Now, we can do algebraic manipulations to reach the same answer:
If x=1.9999...., then
10x=19.999999....
We can subtract and get
9x=10x-x=19.9999... -1.9999..... =18,
so x=2.
The main reason I don't like this is that it ignores the underlying meaning of the notation. The notation *means* the value of the limit. That is one, fixed number. It just has two different *representations* in terms of decimals. But that is fine, it also has more than one representation in terms of fractions: 2=2/1=4/2=6/3... As long as we recognize this ambiguity in our notation, there is no problem with the numbers themselves.
One issue that comes up in this is the meaning of infinite decimal expansions. So, for example, when we write
pi=3.141592653589793....
what, precisely, is being said?
One way to answer this is through the concept of a limit. In essence, a limit describes what a process is getting closer and closer to. In this case, what we have is a sequence of *rational approximations*
3
3.1
3.14
3.141
3.1415
3.14159
...
And the idea is that these rational approximations are getting closer and closer to some fixed irrational number, which happens to be pi. There are many *other* sequences of rational approximations, by the way. And to tell when two different rational approximations represent the same real number, we just ask if the approximations themselves are getting closer and closer to the other.
So, for example, and a source of many internet discussions, consider the representation
1.99999999.....
where the sequence of 9's is infinite. As was noted above, since the sequence repeats in a cycle, this number is rational. But we can do better. Consider the successive approximations
1
1.9
1.99
1.999
1.9999
1.99999
...
and ask "Is there is some *fixed* number that these are better and better approximations to?" A bit of thought will readily give
the answer as 2. And, in fact,
2=1.99999.....
This confuses many people because they say the right hand side 'never gets there'. And that is even correct, in a sense: the sequence of approximations never has a term equal to 2. But that wasn't the question. The question is what fixed number these are approximating better and better. And there is precisely one such number and that number is 2.

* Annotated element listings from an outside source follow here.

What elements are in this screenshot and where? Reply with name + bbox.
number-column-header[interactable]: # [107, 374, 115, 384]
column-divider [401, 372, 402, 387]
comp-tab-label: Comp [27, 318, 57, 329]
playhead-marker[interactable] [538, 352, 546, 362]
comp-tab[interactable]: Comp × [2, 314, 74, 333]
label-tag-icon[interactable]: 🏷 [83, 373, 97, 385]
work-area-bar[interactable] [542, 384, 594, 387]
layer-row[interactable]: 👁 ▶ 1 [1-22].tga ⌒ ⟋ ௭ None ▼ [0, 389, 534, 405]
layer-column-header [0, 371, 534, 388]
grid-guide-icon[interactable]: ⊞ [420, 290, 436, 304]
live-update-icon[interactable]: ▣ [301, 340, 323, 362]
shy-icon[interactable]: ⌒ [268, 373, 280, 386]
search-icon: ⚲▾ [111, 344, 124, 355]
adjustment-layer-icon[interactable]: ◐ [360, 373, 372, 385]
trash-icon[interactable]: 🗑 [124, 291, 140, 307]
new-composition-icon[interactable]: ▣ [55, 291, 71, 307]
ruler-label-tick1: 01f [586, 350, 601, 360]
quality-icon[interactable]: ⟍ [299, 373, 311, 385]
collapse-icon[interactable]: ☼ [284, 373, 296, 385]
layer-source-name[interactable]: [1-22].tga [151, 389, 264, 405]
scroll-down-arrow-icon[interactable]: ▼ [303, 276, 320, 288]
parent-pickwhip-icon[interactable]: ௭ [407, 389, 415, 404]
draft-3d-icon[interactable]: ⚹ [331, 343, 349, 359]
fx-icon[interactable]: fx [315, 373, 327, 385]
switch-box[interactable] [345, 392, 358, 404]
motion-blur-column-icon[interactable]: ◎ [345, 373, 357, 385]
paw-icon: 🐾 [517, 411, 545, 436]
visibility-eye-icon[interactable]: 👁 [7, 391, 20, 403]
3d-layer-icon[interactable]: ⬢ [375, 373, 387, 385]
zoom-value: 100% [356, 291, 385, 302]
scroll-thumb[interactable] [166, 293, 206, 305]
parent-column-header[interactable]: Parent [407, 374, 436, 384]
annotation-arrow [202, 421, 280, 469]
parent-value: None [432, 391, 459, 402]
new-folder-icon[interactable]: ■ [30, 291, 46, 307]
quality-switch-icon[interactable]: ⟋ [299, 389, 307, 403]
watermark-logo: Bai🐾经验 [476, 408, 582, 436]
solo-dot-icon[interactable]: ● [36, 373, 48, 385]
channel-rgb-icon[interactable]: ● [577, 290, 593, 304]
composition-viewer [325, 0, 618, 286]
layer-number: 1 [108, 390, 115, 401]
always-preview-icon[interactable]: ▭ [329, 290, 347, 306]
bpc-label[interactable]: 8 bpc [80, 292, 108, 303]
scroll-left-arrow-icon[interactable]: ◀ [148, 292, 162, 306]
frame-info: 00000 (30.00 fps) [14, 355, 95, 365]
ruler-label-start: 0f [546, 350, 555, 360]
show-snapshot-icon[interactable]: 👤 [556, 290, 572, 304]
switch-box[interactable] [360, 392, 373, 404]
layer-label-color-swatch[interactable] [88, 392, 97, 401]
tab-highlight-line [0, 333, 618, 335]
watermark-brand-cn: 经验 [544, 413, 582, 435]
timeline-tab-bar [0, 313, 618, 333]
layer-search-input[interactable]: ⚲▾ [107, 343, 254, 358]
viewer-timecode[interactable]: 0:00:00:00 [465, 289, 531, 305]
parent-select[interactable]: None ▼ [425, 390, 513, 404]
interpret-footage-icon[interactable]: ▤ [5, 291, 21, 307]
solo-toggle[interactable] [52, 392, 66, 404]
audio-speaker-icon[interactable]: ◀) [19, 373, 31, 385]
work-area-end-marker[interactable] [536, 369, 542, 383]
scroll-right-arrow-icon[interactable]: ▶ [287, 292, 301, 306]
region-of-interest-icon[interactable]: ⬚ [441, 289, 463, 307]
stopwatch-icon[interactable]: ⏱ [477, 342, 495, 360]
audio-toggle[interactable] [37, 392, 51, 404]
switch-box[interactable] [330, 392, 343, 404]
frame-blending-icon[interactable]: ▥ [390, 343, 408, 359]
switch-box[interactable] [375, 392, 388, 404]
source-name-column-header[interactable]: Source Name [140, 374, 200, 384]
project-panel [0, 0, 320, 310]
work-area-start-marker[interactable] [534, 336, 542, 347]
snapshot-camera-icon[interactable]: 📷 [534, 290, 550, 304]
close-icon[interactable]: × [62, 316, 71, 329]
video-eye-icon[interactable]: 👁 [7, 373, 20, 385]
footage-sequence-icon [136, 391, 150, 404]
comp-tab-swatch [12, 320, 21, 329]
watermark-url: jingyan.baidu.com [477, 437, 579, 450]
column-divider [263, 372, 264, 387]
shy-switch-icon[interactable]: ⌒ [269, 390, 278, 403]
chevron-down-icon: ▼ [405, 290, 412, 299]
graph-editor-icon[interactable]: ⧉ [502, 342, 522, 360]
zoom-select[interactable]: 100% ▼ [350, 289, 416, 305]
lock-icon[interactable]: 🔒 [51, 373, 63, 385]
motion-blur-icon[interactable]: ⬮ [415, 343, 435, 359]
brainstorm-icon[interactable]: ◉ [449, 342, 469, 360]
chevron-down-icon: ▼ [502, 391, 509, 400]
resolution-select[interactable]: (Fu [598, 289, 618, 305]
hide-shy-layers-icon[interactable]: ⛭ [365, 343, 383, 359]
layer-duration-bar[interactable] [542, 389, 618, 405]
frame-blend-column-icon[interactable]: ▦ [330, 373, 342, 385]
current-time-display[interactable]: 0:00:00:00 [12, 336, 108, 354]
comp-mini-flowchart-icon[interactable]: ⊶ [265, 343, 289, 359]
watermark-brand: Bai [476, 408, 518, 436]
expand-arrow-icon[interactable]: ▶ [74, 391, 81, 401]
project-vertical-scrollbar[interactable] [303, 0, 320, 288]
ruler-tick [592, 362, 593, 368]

Now, we can do algebraic manipulations to reach the same answer:
If x=1.9999...., then
10x=19.999999....
We can subtract and get
9x=10x-x=19.9999... -1.9999..... =18,
so x=2.
The main reason I don't like this is that it ignores the underlying meaning of the notation. The notation *means* the value of the limit. That is one, fixed number. It just has two different *representations* in terms of decimals. But that is fine, it also has more than one representation in terms of fractions: 2=2/1=4/2=6/3... As long as we recognize this ambiguity in our notation, there is no problem with the numbers themselves.